The accreditation of Northeastern Health System's Internal Medicine Residency Program has been withdrawn by the nonprofit council charged with sanctioning graduate training programs for physicians across the country.
According to documents provided to the Press, the program will cease operations June 30, and NHS will no longer be an instructional site for those looking to complete their medical training through the Oklahoma State University College of Osteopathic Medicine. NHS and the Tahlequah Medical Group are reportedly appealing the decision and have until July 1 to establish reaccreditation.
“We remain grateful for the opportunity to have been a part of this teaching program, and our partnership with OSU,” said Dr. Thomas Schneider, the program’s director, in a release. “We are proud of the wonderful physicians that have trained and flourished here. The IM Board Certification Exams have been passed 100 percent of the time by our graduate residents and all have passed on their first attempt.”
Current residents in the program will have to find another location to complete their required training. An NHS employee close to the program, who spoke on condition of anonymity due to employment concerns, said the sponsoring institution, OSU, is obligated to either absorb the 14 resident positions currently filled, or help the physicians-in-training find an alternate location.
The NHS source also expressed displeasure with Schneider, saying he did not exhibit the "appropriate ability" to run the program.

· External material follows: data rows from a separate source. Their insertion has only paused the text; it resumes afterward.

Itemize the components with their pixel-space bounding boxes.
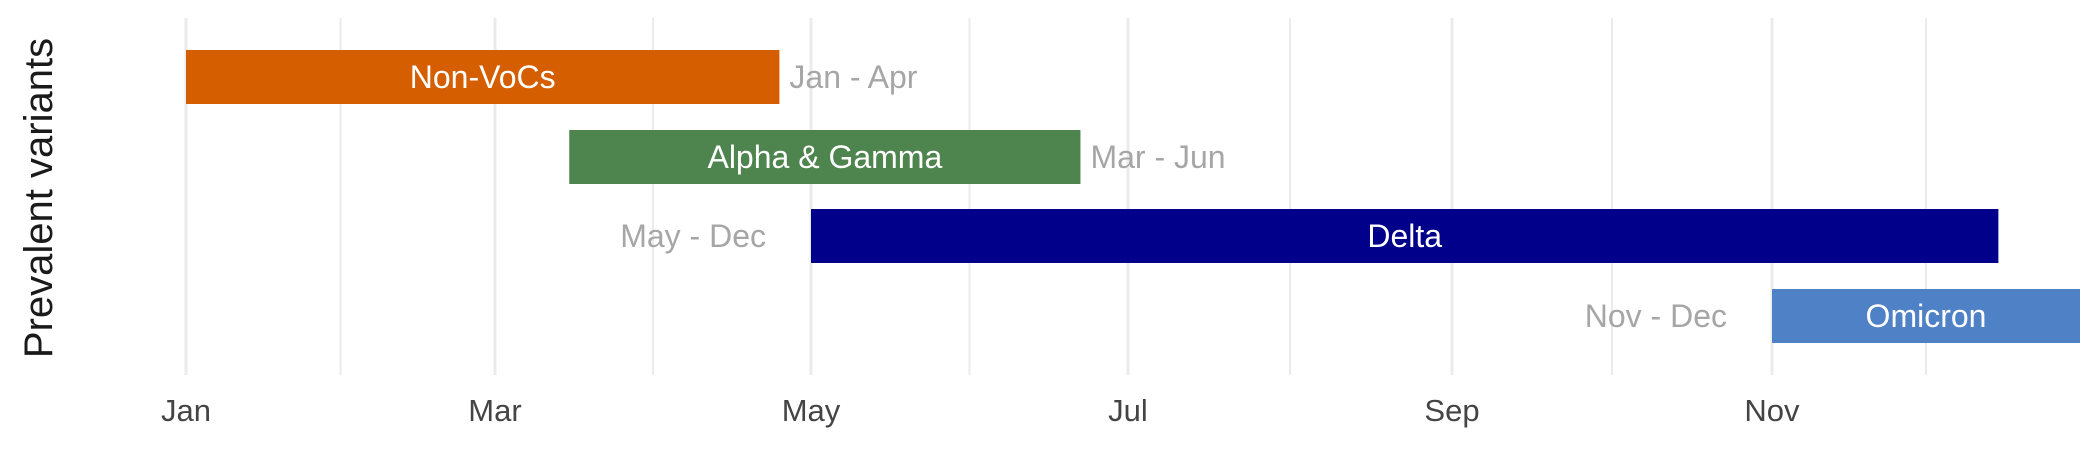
range-label-delta: May - Dec xyxy=(620,218,766,254)
bar-label-omicron: Omicron xyxy=(1866,298,1987,334)
x-tick-label: Nov xyxy=(1744,393,1800,428)
bar-alpha-gamma xyxy=(569,130,1081,184)
x-tick-label: Jul xyxy=(1108,393,1148,428)
bar-omicron xyxy=(1772,289,2080,343)
x-tick-label: May xyxy=(782,393,841,428)
bar-non-vocs xyxy=(186,50,780,104)
y-axis-title: Prevalent variants xyxy=(17,38,61,358)
bar-label-non-vocs: Non-VoCs xyxy=(410,59,556,95)
range-label-alpha-gamma: Mar - Jun xyxy=(1090,139,1225,175)
bar-label-delta: Delta xyxy=(1367,218,1442,254)
range-label-non-vocs: Jan - Apr xyxy=(789,59,917,95)
bar-labels: Non-VoCs Jan - Apr Alpha & Gamma Mar - Jun D… xyxy=(410,59,1987,334)
x-axis: Jan Mar May Jul Sep Nov xyxy=(161,393,1800,428)
bar-delta xyxy=(811,209,1999,263)
x-tick-label: Sep xyxy=(1424,393,1479,428)
bars xyxy=(186,50,2080,343)
x-tick-label: Mar xyxy=(468,393,521,428)
x-tick-label: Jan xyxy=(161,393,211,428)
bar-label-alpha-gamma: Alpha & Gamma xyxy=(707,139,942,175)
range-label-omicron: Nov - Dec xyxy=(1585,298,1727,334)
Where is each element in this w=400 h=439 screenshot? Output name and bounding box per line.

Schneider became the residency program’s director after Maria Elaine Ramos reportedly left in March 2019. Prior to securing a position at NHS, he served as chief of staff for the Jack C. Montgomery VA Medical Center before he was removed and reassigned to a temporary detail at a Tulsa outpatient clinic. That action dovetailed an investigation initiated by Sen. Jim Inhofe, R-Oklahoma, over allegations of substandard care at the VA facility. The Muskogee Phoenix reported the probe in February 2016.
A letter from Karen Lambert, associate executive director of the Review Committee of Internal Medicine, detailed 16 citations the Accreditation Council for Graduate Medical Education handed down to the NHS residency program. The first three areas the review committee cited focused on Schneider's responsibilities and qualifications.
“Based on discussions with the site visitor, the program director did not demonstrate that he had a firm understanding of the program requirements and had limited experience in dealing with related residents’ concerns, especially in the areas of maintaining a balance between education and patient care demands," Lambert wrote. "The Review Committee determined that the recently appointed program director does not have the educational and/or administrative experience required to effectively administer and manage all aspects of an internal medicine residency program.”
The committee found that the program did not provide adequate resources or support personnel for the residents’ education, and not enough medical and nursing staff to safely manage an apparent increase in patient volume.
“This resulted in reliance on residents to handle the extra patient volume, with no cap on each inpatient service [ICU and Teaching Service] and requiring residents to cover the non-teaching hospitalist service at night,” the letter states.
Furthermore, residents confirmed that because of the patient load increase, especially since a stroke team joined the NHS team, faculty members on the inpatient service had “no time to teach.” A large percentage of residents reportedly expressed dissatisfaction with the process to deal with problems and concerns.
The residents said they complained to Schneider about excessive fatigue due to the large workload, but that no followups or changes were made to address their issues. They also said they were not given written goals or objectives for any of their learning experiences.
Jim Berry, NHS executive vice president and hospital administrator, said the timing of the program's loss "couldn’t be worse.”
“The OSU College of Osteopathic Medicine at Cherokee Nation is scheduled to enroll its first class of medical students in the fall of 2020. Residency is the next step after medical school,” Berry said. “A robust, local graduate medical education program is vital to ensure health care in the future of Tahlequah. Many residents will stay where they train in residency. This is a setback, but you can’t count us out. NHS will seek opportunities to participate with OSU as the sponsoring institution for its future residency programs.”